Cependant, à Paris, il s'en était passé de belles.
Bannis les politiciens à faux nez ! Emportés les fantômes des tyrans ou des pleutres ! Le temps des saignées, de la lancette et des tisanes bourgeoises avait fait long feu !
Le 26 mars, le peuple avait voté.

Les Parisiens, acteurs du triomphe de leurs idées, avaient exprimé dans les urnes leur volonté d'un changement inondé de lumière. La Commune était bien là désormais! Elle aurait les couleurs de la liberté, elle s'épanouirait dans le respect des plus démunis. Elle s'exprimerait enfin par la bouche de la classe ouvrière qui devenait adulte. Et, puisque tout était à réapprendre, elle sécréterait un nouveau citoyen. Un résistant. Un juge. Un partenaire. Un acteur de sa propre force.
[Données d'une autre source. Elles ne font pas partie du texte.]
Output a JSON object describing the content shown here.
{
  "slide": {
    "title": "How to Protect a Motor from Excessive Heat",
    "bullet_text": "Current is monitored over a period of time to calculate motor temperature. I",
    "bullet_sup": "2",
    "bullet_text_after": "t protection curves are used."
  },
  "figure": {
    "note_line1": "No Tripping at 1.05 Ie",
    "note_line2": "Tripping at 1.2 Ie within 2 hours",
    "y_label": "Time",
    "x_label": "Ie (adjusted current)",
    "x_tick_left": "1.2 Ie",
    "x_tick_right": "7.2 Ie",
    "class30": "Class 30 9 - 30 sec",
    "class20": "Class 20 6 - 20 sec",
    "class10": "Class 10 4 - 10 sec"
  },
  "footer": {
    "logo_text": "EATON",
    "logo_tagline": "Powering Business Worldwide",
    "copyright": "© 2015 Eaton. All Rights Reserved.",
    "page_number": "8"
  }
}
Bienvenue donc aux élus dans la maison silencieuse et grave du peuple souverain !

Composée d'un tiers d'ouvriers, la nouvelle assemblée a trente-huit ans de moyenne d'âge. Raoul Rigault en est le benjamin, il a vingt-cinq ans. A soixante-seize ans, Beslay - déjà député sous la monarchie de Juillet - en est le doyen.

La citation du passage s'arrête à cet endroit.